Learning to forget—a weapon in the arsenal against harmful AI

With the AI summit well underway, researchers are keen to raise the very real problem associated with the technology—teaching it how to forget.

Society is now abuzz with modern AI and its exceptional capabilities; we are constantly reminded its potential benefits, across so many areas, permeating practically all facets of our lives—but also its dangers.

In an emerging field of research, scientists are highlighting an important weapon in our arsenal towards mitigating the risks of AI—”machine unlearning.” They are helping to figure out new ways of making AI models known as deep neural networks (DNNs) forget data which poses a risk to society.

The problem is re-training AI programs to “forget” data is a very expensive and an arduous task. Modern DNNs such as those based on “Large Language Models” (like ChatGPT, Bard, etc.) require massive resources to be trained—and take weeks or months to do so. They also require tens of Gigawatt-hours of energy for every training program, some research estimating as much energy as to power thousands on households for one year.

Machine Unlearning is a burgeoning field of research that could remove troublesome data from DNNs quickly, cheaply and using less resources. The goal is to do so while continuing to ensure high accuracy. Computer Science experts at the University of Warwick, in collaboration with Google DeepMind, are at the forefront of this research.

Professor Peter Triantafillou, Department of Computer Science, University of Warwick, recently co-authored a publication “Towards Unbounded Machine Unlearning,” which appears on the pre-print server arXiv. He said, “DNNs are extremely complex structures, comprised of up to trillions of parameters. Often, we lack a solid understanding of exactly how and why they achieve their goals. Given their complexity, and the complexity and size of the datasets they are trained on, DNNs may be harmful to society.
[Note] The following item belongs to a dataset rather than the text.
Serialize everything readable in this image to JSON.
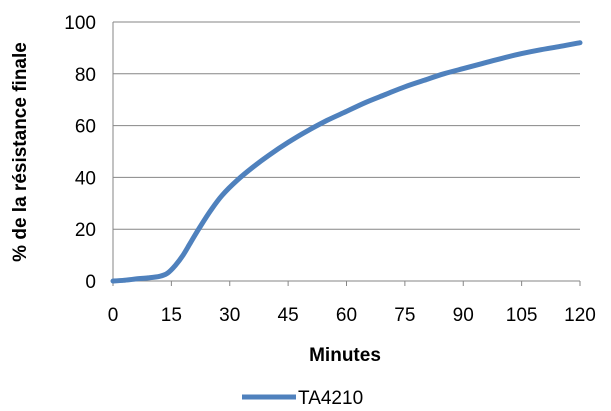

“DNNs may be harmful, for example, by being trained on data with biases—thus propagating negative stereotypes. The data might reflect existing prejudices, stereotypes and faulty societal assumptions—such as a bias that doctors are male, nurses female—or even racial prejudices.
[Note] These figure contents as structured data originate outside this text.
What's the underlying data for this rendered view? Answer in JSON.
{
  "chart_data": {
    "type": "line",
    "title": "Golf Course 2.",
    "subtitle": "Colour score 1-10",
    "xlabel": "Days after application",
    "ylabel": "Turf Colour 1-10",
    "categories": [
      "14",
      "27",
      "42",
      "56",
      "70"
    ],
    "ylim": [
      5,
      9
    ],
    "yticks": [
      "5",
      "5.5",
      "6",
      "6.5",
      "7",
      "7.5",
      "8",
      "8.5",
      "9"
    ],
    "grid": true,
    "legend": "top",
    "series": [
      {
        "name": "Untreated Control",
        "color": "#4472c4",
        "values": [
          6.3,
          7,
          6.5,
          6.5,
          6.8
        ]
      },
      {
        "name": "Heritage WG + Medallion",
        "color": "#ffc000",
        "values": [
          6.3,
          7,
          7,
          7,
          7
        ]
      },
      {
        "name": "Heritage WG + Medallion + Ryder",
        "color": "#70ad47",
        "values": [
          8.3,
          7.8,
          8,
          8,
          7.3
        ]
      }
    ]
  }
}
“DNNs might also contain data with ‘erroneous annotations’—for example, the incorrect labeling of items, such as labeling an image as being a deep fake or not.

“Alarmingly, DNNs may be trained on data which violates the privacy of individuals. This poses a huge challenge to mega-tech companies, with significant legislation in place (for example GDPR) which aims to safeguard the right to be forgotten—that is the right of any individual to request that their data be deleted from any dataset and AI program.

“Our recent research has derived a new ‘machine unlearning’ algorithm that ensures DNNs can forget dodgy data, without compromising overall AI performance. The algorithm can be introduced to the DNN, causing it to specifically forget the data we need it to, without having to re-train it entirely from scratch again. It’s the only work that differentiated the needs, requirements, and metrics for success among the three different types of data needed to be forgotten: biases, erroneous annotations and issues of privacy.

“Machine unlearning is an exciting field of research that can be an important tool towards mitigating the risks of AI.”